A few days ago, a Facebook friend of mine posted a video of a Texas detention center housing apprehended migrants at the U.S. border. Inside massive enclosures made of chain-link fencing, children sat shoulder to shoulder, huddled in fear. Many had been torn from loved ones—in April and May, the government separated almost 2,000 children from immigrant parents, most as a result of the Trump administration’s new “zero tolerance” policy regarding unsanctioned border crossings. Then the investigative journalism site ProPublica posted audio from inside an immigrant detention facility. “We have an orchestra here,” one border patrol agent deadpanned, as children wailed for their missing parents.

The firsthand evidence of what was happening horrified me. Yet to my dismay, my brain kept manufacturing reasons not to act. Call my senators? I thought. That won’t do any good. And I’m not sure what else to try. Then there was the all-purpose lament that came back to me like a refrain. Nothing I do is going to change the outcome, so why bother? As I scanned my social media feeds, it was clear I wasn’t the only one feeling jaded and overwhelmed. “I fear that I am not doing enough to turn the tides,” one commenter wrote. “Sickened and feel utterly helpless,” someone else chimed in.

A girl and her father rally for immigration reform in Washington, D.C. A girl and her father rally for immigration reform in Washington, D.C.

Most of us want to believe that when we face character-defining moments, we’re going to rise to the challenge and act decisively to help those in trouble. In everyday life, though, it’s easy to let self-doubts, apathy, and mental clutter muddle our response to the surrounding moral landscape—whether it includes unjust discrimination, corrupt institutional culture, or innocent children detained without their families.

Keeping some psychological distance from current events is prudent: It’s what allows us to go on about our lives when the world seems to be spinning off-axis.

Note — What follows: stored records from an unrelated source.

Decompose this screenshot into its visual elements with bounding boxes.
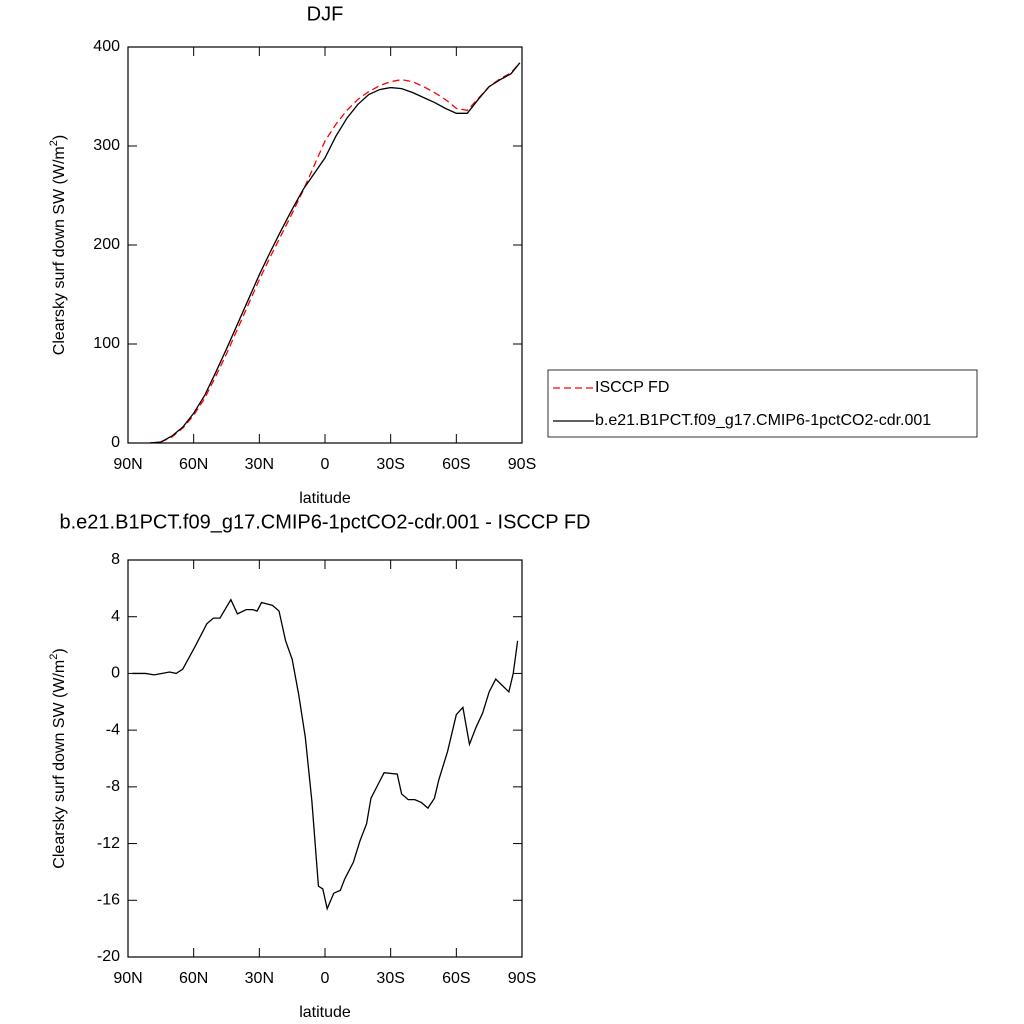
data-line: [149, 62, 521, 444]
legend-label: ISCCP FD: [595, 379, 669, 396]
x-tick-label: 30S: [376, 456, 404, 473]
x-tick-label: 0: [321, 456, 330, 473]
y-axis-label-sup: 2: [48, 140, 60, 146]
y-axis-label-main: Clearsky surf down SW (W/m: [51, 660, 68, 869]
x-tick-label: 30S: [376, 970, 404, 987]
x-tick-label: 90N: [113, 456, 142, 473]
x-tick-label: 30N: [245, 456, 274, 473]
y-tick-label: 100: [93, 335, 120, 352]
legend-label: b.e21.B1PCT.f09_g17.CMIP6-1pctCO2-cdr.00…: [595, 412, 931, 429]
chart-title: DJF: [307, 3, 344, 25]
chart-title: b.e21.B1PCT.f09_g17.CMIP6-1pctCO2-cdr.00…: [60, 511, 591, 533]
x-tick-label: 60N: [179, 970, 208, 987]
data-line: [149, 62, 521, 444]
x-tick-label: 0: [321, 970, 330, 987]
x-tick-label: 60S: [442, 970, 470, 987]
y-tick-label: -20: [97, 948, 120, 965]
legend-box: [547, 369, 978, 438]
y-tick-label: -12: [97, 835, 120, 852]
x-tick-label: 30N: [245, 970, 274, 987]
y-axis-label-main: Clearsky surf down SW (W/m: [51, 146, 68, 355]
x-axis-label: latitude: [299, 1004, 351, 1021]
y-tick-label: 8: [111, 551, 120, 568]
y-tick-label: 400: [93, 38, 120, 55]
y-axis-label-end: ): [51, 135, 68, 140]
y-axis-label: Clearsky surf down SW (W/m2): [48, 135, 68, 355]
data-line: [132, 598, 519, 911]
y-tick-label: 0: [111, 665, 120, 682]
x-axis-label: latitude: [299, 490, 351, 507]
y-tick-label: -16: [97, 892, 120, 909]
plot-frame: [127, 46, 523, 444]
x-tick-label: 60S: [442, 456, 470, 473]
x-tick-label: 90N: [113, 970, 142, 987]
x-tick-label: 90S: [508, 456, 536, 473]
y-axis-label-end: ): [51, 648, 68, 653]
y-axis-label-sup: 2: [48, 654, 60, 660]
y-tick-label: 4: [111, 608, 120, 625]
y-tick-label: 300: [93, 137, 120, 154]
y-tick-label: -8: [106, 778, 120, 795]
x-tick-label: 60N: [179, 456, 208, 473]
y-tick-label: 200: [93, 236, 120, 253]
y-tick-label: 0: [111, 434, 120, 451]
x-tick-label: 90S: [508, 970, 536, 987]
y-axis-label: Clearsky surf down SW (W/m2): [48, 648, 68, 868]
y-tick-label: -4: [106, 721, 120, 738]
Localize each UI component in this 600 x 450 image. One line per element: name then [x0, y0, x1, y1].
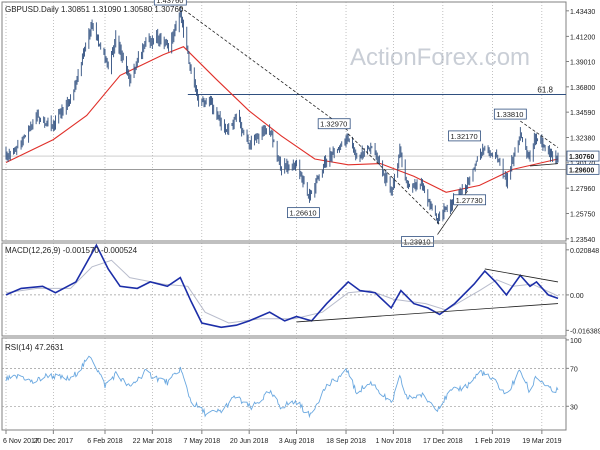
macd-y-tick-label: 0.00	[570, 293, 584, 300]
price-y-tick-label: 1.25750	[570, 211, 595, 218]
x-tick-label: 20 Dec 2017	[33, 438, 73, 445]
rsi-line	[5, 355, 559, 419]
price-annotation-box	[493, 108, 527, 120]
x-tick-label: 18 Sep 2018	[326, 438, 366, 445]
x-tick-label: 20 Jun 2018	[230, 438, 269, 445]
dashed-trendline	[347, 133, 440, 225]
price-annotation-label: 1.32970	[320, 120, 347, 129]
price-y-tick-label: 1.27960	[570, 186, 595, 193]
price-y-tick-label: 1.32380	[570, 135, 595, 142]
price-y-tick-label: 1.34590	[570, 110, 595, 117]
rsi-y-tick-label: 30	[570, 404, 578, 411]
price-annotation-box	[448, 130, 481, 142]
price-y-tick-label: 1.23540	[570, 237, 595, 244]
price-annotation-label: 1.32170	[451, 132, 478, 141]
price-panel-frame	[1, 1, 567, 242]
macd-y-tick-label: 0.020848	[570, 248, 599, 255]
price-panel: ActionForex.com 1.43760 1.32970 1.26610 1.3…	[1, 0, 600, 247]
price-header: GBPUSD.Daily 1.30851 1.31090 1.30580 1.3…	[5, 5, 184, 14]
x-tick-label: 6 Feb 2018	[87, 438, 123, 445]
price-annotation-box	[287, 207, 320, 219]
dashed-trendline	[520, 120, 559, 148]
price-y-tick-label: 1.36800	[570, 85, 595, 92]
x-tick-label: 7 May 2018	[184, 438, 221, 445]
x-tick-label: 1 Feb 2019	[475, 438, 511, 445]
price-annotation-label: 1.27730	[456, 196, 483, 205]
price-annotation-label: 1.33810	[496, 110, 523, 119]
macd-trendline	[484, 268, 559, 283]
solid-trendline	[529, 163, 559, 167]
rsi-panel: RSI(14) 47.2631 100 70 30	[1, 337, 582, 431]
rsi-header: RSI(14) 47.2631	[5, 343, 64, 352]
rsi-y-tick-label: 70	[570, 366, 578, 373]
macd-y-tick-label: -0.016389	[570, 328, 600, 335]
watermark: ActionForex.com	[350, 44, 530, 71]
price-annotation-label: 1.43760	[156, 0, 183, 5]
price-annotation-box	[453, 194, 487, 206]
price-y-tick-label: 1.39010	[570, 59, 595, 66]
support-price-tag: 1.29600	[569, 167, 594, 174]
ema-line	[5, 46, 559, 193]
price-annotation-box	[401, 236, 434, 247]
fib-level-label: 61.8	[537, 86, 553, 95]
price-y-tick-label: 1.43430	[570, 9, 595, 16]
price-y-tick-label: 1.41200	[570, 34, 595, 41]
rsi-panel-frame	[1, 337, 567, 431]
macd-panel-frame	[1, 242, 567, 337]
last-price-tag: 1.30760	[569, 154, 594, 161]
macd-header: MACD(12,26,9) -0.001570 -0.000524	[5, 246, 138, 255]
macd-trendline	[296, 303, 559, 323]
x-tick-label: 6 Nov 2017	[3, 438, 39, 445]
macd-line	[5, 243, 559, 329]
last-price-tag-box	[566, 150, 600, 162]
support-price-tag-box	[566, 163, 600, 175]
price-annotation-box	[153, 0, 187, 6]
x-tick-label: 3 Aug 2018	[279, 438, 315, 445]
price-annotation-label: 1.26610	[289, 209, 316, 218]
macd-panel: MACD(12,26,9) -0.001570 -0.000524 0.0208…	[1, 242, 600, 337]
price-annotation-box	[317, 118, 351, 130]
x-tick-label: 1 Nov 2018	[375, 438, 411, 445]
rsi-y-tick-label: 100	[570, 338, 582, 345]
x-tick-label: 19 Mar 2019	[522, 438, 561, 445]
x-tick-label: 22 Mar 2018	[133, 438, 172, 445]
x-tick-label: 17 Dec 2018	[423, 438, 463, 445]
price-annotation-label: 1.23910	[403, 238, 430, 247]
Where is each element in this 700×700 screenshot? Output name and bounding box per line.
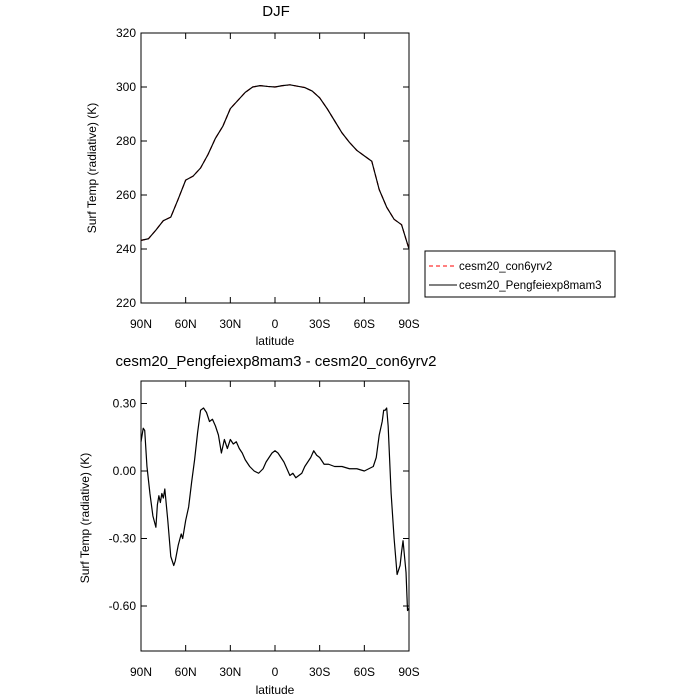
top-x-axis-label: latitude xyxy=(256,334,295,348)
top-x-tick-label: 60N xyxy=(175,317,197,331)
top-x-tick-label: 60S xyxy=(354,317,375,331)
top-chart-title: DJF xyxy=(262,3,290,20)
top-x-axis: 90N 60N 30N 0 30S 60S 90S xyxy=(130,33,420,331)
top-series-group xyxy=(140,84,410,250)
top-series-line-1 xyxy=(140,84,410,250)
legend-label-con6yrv2: cesm20_con6yrv2 xyxy=(459,261,552,273)
bottom-x-tick-label: 90N xyxy=(130,665,152,679)
bottom-x-tick-label: 60N xyxy=(175,665,197,679)
top-x-tick-label: 0 xyxy=(272,317,279,331)
top-y-tick-label: 220 xyxy=(116,296,136,310)
top-x-tick-label: 90S xyxy=(398,317,419,331)
bottom-x-axis: 90N 60N 30N 0 30S 60S 90S xyxy=(130,381,420,679)
top-y-tick-label: 280 xyxy=(116,134,136,148)
top-y-axis: 220 240 260 280 300 320 xyxy=(116,26,409,310)
bottom-plot-frame xyxy=(140,380,410,652)
top-series-line-2 xyxy=(140,84,410,250)
top-y-tick-label: 260 xyxy=(116,188,136,202)
bottom-x-tick-label: 0 xyxy=(272,665,279,679)
bottom-x-tick-label: 30S xyxy=(309,665,330,679)
top-y-tick-label: 240 xyxy=(116,242,136,256)
bottom-y-tick-label: 0.30 xyxy=(113,397,137,411)
top-x-tick-label: 30S xyxy=(309,317,330,331)
legend: cesm20_con6yrv2 cesm20_Pengfeiexp8mam3 xyxy=(424,250,616,298)
top-y-tick-label: 300 xyxy=(116,80,136,94)
bottom-x-axis-label: latitude xyxy=(256,683,295,697)
bottom-y-tick-label: 0.00 xyxy=(113,464,137,478)
bottom-y-tick-label: -0.60 xyxy=(109,599,137,613)
legend-box xyxy=(424,250,616,298)
bottom-x-tick-label: 30N xyxy=(219,665,241,679)
bottom-x-tick-label: 90S xyxy=(398,665,419,679)
top-y-tick-label: 320 xyxy=(116,26,136,40)
top-y-axis-label: Surf Temp (radiative) (K) xyxy=(85,103,99,233)
top-x-tick-label: 30N xyxy=(219,317,241,331)
bottom-panel: cesm20_Pengfeiexp8mam3 - cesm20_con6yrv2… xyxy=(78,353,437,697)
bottom-series-line-1 xyxy=(140,407,410,612)
top-plot-frame xyxy=(140,32,410,304)
bottom-chart-title: cesm20_Pengfeiexp8mam3 - cesm20_con6yrv2 xyxy=(116,353,437,370)
bottom-y-axis: 0.30 0.00 -0.30 -0.60 xyxy=(109,397,409,613)
top-x-tick-label: 90N xyxy=(130,317,152,331)
legend-label-pengfeiexp8mam3: cesm20_Pengfeiexp8mam3 xyxy=(459,280,602,292)
bottom-y-axis-label: Surf Temp (radiative) (K) xyxy=(78,453,92,583)
bottom-x-tick-label: 60S xyxy=(354,665,375,679)
bottom-series-group xyxy=(140,407,410,612)
bottom-y-tick-label: -0.30 xyxy=(109,532,137,546)
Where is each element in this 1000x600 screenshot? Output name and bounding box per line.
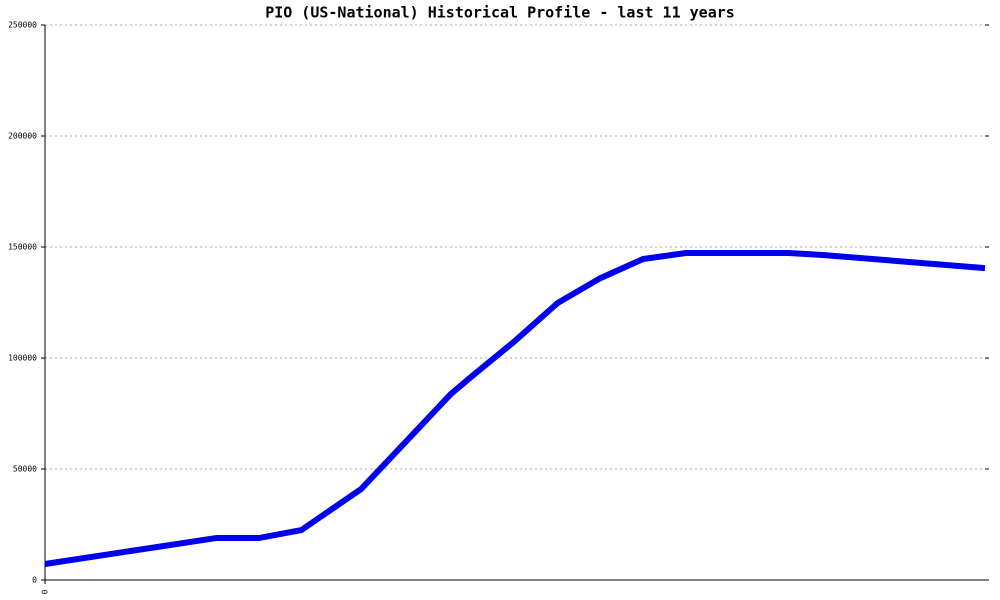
line	[44, 249, 986, 567]
x-tick-label: 0	[41, 589, 50, 594]
y-tick-label: 200000	[8, 132, 37, 141]
y-tick-label: 150000	[8, 243, 37, 252]
y-tick-label: 0	[32, 576, 37, 585]
y-tick-label: 50000	[13, 465, 37, 474]
y-tick-label: 250000	[8, 21, 37, 30]
chart-title: PIO (US-National) Historical Profile - l…	[265, 4, 735, 22]
y-tick-label: 100000	[8, 354, 37, 363]
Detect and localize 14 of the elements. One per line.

Taken too far, though, this self-protective impulse can curdle into inaction—and, eventually, into regret at not having done more. Finding the right balance involves noticing when mental paralysis starts to creep in and working to overcome it. That frees you to take action, however humble, in the face of the problem.

It’s a good thing many of us didn’t listen to the despairing, do-nothing voices in our heads when news broke of how immigrant kids were being treated. The public outcry forced the Trump administration to formally end the policy—though it remains to be seen what the new policy will look like or when children will be reunited with their parents. Still, this victory reminds us of an important lesson: When we do act and speak out, it makes a difference.

What stops us from acting?

Hurl enough weight at a building and it’s likely to topple, no matter how sturdy its structure. Something similar happens in our minds when we’re bombarded with news of problems that seem too big for us to handle. When story after story features human suffering on a large scale, the temptation to shut it all out mounts.

It’s no surprise to Paul Slovic that so many of us feel so overwhelmed in response to the current border crisis. Slovic, a University of Oregon psychologist, has devoted years to studying what motivates people to act in the face of injustice—and, just as importantly, what demotivates them. In a series of canonical studies, Slovic demonstrated that as people were exposed to more and more children in dire straits, they became less and less inclined to help them. Slovic calls this kind of emotional distancing “psychic numbing,” and it discourages us from getting involved in problems that seem too outsized or intimidating. We are more intuitively responsive to stories of individuals in crisis—precisely the kinds of stories that are hard to come by due to limits authorities have placed on detention center access. “There are things officials are doing to reduce the emotional impact,” Slovic says. “They’re basically blocking information that would be emotionally upsetting.”